Posteriormente, essa coleta de dados resultou na elaboração de dois documentos: o perfil da cidade e o diagnóstico de resiliência. O perfil da cidade reúne diversas informações ambientais, geográfica e socioeconômicas de Teresina, enquanto o diagnóstico aponta quais são as principais vulnerabilidades da capital piauiense, dado o contexto identificado com o perfil elaborado anteriormente.

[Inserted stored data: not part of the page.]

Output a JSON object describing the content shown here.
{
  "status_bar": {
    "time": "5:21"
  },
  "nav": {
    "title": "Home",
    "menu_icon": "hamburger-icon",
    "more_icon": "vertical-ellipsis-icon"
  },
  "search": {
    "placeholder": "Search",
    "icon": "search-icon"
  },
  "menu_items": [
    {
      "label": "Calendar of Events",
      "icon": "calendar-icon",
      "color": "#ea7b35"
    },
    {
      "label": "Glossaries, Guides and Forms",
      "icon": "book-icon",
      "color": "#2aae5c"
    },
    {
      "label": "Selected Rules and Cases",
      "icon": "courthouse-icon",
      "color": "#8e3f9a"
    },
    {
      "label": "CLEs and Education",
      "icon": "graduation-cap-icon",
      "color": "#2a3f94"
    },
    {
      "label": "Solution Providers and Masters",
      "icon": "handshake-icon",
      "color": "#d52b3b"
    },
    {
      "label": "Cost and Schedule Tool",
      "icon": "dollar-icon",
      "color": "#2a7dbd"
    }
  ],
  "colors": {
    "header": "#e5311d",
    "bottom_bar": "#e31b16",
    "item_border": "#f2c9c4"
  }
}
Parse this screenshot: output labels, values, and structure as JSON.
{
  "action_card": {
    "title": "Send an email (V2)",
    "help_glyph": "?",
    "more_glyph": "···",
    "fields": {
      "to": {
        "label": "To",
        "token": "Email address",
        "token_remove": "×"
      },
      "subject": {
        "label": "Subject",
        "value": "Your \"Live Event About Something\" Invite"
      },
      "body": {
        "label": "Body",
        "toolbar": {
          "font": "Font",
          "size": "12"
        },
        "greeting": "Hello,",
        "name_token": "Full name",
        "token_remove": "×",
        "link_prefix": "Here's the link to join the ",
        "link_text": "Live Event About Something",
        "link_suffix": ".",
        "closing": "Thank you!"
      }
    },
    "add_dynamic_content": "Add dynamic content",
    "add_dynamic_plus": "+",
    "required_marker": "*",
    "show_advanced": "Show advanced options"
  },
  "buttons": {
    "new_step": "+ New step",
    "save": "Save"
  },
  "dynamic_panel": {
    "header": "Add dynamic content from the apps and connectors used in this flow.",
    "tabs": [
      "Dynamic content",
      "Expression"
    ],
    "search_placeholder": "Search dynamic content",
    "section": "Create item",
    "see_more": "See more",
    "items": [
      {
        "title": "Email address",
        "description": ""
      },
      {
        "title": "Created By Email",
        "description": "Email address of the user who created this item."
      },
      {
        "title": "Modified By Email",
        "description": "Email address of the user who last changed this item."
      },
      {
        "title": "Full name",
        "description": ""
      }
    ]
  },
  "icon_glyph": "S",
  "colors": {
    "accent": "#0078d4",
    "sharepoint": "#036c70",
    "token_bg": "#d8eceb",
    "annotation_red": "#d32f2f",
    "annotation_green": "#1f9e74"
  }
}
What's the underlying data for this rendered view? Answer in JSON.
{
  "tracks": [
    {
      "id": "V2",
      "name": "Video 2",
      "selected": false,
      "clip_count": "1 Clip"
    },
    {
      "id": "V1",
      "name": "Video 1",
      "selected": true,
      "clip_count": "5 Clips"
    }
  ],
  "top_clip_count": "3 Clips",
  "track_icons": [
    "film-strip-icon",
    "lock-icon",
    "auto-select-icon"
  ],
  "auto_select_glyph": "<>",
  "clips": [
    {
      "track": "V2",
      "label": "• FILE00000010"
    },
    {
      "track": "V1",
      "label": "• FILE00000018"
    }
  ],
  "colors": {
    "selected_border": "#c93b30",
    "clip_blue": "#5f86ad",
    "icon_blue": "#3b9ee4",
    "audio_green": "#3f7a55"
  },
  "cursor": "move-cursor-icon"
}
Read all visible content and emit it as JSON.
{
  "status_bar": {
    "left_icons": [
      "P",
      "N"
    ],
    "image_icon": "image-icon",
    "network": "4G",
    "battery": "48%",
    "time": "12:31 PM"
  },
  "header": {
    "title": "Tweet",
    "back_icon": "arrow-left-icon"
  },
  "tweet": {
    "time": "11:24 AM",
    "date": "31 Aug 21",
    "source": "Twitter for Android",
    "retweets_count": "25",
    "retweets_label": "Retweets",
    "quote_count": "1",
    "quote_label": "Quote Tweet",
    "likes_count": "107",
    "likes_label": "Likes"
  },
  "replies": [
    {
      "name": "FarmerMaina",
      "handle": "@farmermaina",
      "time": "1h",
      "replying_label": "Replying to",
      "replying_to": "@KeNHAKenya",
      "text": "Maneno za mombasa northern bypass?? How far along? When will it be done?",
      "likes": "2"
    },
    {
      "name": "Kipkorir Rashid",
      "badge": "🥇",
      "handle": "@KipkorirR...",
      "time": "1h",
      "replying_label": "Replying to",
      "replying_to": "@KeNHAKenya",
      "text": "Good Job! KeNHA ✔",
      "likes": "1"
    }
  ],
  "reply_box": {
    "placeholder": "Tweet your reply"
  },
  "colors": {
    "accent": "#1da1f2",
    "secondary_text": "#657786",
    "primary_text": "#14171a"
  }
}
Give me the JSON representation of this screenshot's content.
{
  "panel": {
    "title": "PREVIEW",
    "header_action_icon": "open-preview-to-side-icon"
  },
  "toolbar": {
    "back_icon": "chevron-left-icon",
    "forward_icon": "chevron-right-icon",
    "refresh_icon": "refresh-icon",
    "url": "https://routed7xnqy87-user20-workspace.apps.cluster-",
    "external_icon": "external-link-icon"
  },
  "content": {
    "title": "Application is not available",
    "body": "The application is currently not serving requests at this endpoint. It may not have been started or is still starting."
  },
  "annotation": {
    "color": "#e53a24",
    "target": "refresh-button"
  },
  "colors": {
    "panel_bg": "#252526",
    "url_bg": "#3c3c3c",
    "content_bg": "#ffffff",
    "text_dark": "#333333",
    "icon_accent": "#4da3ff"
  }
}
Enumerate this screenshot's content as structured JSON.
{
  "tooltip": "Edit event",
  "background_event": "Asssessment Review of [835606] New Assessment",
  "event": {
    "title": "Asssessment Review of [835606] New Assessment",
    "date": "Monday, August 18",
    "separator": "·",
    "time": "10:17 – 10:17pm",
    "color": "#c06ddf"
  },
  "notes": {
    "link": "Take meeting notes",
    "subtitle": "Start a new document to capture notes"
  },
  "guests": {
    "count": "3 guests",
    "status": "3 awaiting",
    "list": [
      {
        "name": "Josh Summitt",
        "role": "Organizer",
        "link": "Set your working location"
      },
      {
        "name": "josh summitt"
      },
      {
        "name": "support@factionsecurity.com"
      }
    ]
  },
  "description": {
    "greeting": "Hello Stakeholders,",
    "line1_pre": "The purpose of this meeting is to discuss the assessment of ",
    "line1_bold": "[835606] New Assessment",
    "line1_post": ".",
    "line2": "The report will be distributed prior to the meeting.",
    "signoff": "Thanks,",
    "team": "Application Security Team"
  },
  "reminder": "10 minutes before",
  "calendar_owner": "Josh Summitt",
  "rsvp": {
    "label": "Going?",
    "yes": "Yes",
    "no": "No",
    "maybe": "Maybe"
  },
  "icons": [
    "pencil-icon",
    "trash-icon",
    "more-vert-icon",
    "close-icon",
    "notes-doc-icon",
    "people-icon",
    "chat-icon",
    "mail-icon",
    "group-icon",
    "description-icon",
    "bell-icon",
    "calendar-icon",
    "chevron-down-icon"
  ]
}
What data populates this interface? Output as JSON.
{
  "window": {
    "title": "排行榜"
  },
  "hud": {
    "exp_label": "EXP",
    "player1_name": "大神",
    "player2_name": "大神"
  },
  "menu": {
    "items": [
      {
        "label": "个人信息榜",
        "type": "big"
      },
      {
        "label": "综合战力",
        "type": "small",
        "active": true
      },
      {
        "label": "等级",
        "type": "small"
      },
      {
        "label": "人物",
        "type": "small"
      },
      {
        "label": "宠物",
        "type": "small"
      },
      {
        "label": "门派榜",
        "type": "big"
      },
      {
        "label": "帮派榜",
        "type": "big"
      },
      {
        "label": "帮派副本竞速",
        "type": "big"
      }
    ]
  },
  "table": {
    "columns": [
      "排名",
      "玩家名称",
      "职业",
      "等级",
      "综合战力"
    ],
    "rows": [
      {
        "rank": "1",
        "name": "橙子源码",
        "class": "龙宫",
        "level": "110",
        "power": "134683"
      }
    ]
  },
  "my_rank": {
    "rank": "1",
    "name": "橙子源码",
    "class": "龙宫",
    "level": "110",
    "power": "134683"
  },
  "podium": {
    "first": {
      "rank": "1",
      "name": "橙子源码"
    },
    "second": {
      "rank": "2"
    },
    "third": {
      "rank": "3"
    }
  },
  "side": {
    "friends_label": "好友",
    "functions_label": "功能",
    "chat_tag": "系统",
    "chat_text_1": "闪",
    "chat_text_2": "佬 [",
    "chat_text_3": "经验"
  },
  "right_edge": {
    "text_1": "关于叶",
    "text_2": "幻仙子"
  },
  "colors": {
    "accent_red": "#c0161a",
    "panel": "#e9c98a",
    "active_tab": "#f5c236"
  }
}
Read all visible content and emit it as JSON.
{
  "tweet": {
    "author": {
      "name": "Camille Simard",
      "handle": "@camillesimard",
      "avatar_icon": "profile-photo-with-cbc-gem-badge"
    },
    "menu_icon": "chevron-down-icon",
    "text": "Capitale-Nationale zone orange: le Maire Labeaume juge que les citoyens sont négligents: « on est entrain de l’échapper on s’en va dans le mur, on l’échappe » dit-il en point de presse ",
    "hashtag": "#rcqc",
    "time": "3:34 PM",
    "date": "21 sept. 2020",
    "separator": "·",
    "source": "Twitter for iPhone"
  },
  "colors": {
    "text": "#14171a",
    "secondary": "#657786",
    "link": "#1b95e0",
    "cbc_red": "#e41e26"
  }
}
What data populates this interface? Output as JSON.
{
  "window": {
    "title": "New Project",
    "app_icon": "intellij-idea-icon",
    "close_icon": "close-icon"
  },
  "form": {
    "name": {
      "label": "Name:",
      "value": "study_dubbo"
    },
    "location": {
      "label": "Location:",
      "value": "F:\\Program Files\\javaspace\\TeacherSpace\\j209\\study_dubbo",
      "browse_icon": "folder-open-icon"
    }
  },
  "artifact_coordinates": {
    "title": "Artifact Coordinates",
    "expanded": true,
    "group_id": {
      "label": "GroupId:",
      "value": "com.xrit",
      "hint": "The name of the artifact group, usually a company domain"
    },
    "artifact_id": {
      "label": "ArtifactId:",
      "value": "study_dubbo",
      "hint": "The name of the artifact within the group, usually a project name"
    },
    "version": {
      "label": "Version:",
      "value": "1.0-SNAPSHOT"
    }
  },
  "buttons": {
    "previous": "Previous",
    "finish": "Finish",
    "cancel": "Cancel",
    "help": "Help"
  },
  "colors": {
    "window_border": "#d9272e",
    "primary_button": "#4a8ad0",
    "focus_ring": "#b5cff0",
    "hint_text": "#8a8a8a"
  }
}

Com o levantamento desses dados, 2021 será a fase de planejamento das políticas públicas. Será elaborado o Plano de Resiliência Urbana de Teresina, que definirá as estrategias a serem implementadas em diferentes eixos com um grande trabalho de comunicação, a fim de inserir a população no debate desse tema e na implantação dos projetos.

“É um trabalho minucioso que vai cumprindo etapas. O programa foi desenvolvido para ser executado em dois anos, e após estas fases preliminares em Teresina, agora vamos partir para o planejamento das nossas ações de adaptação e combate às vulnerabilidades da cidade, tornando Teresina e a sua população mais resilientes às mudanças climáticas”, conclui Cíntia Bartz.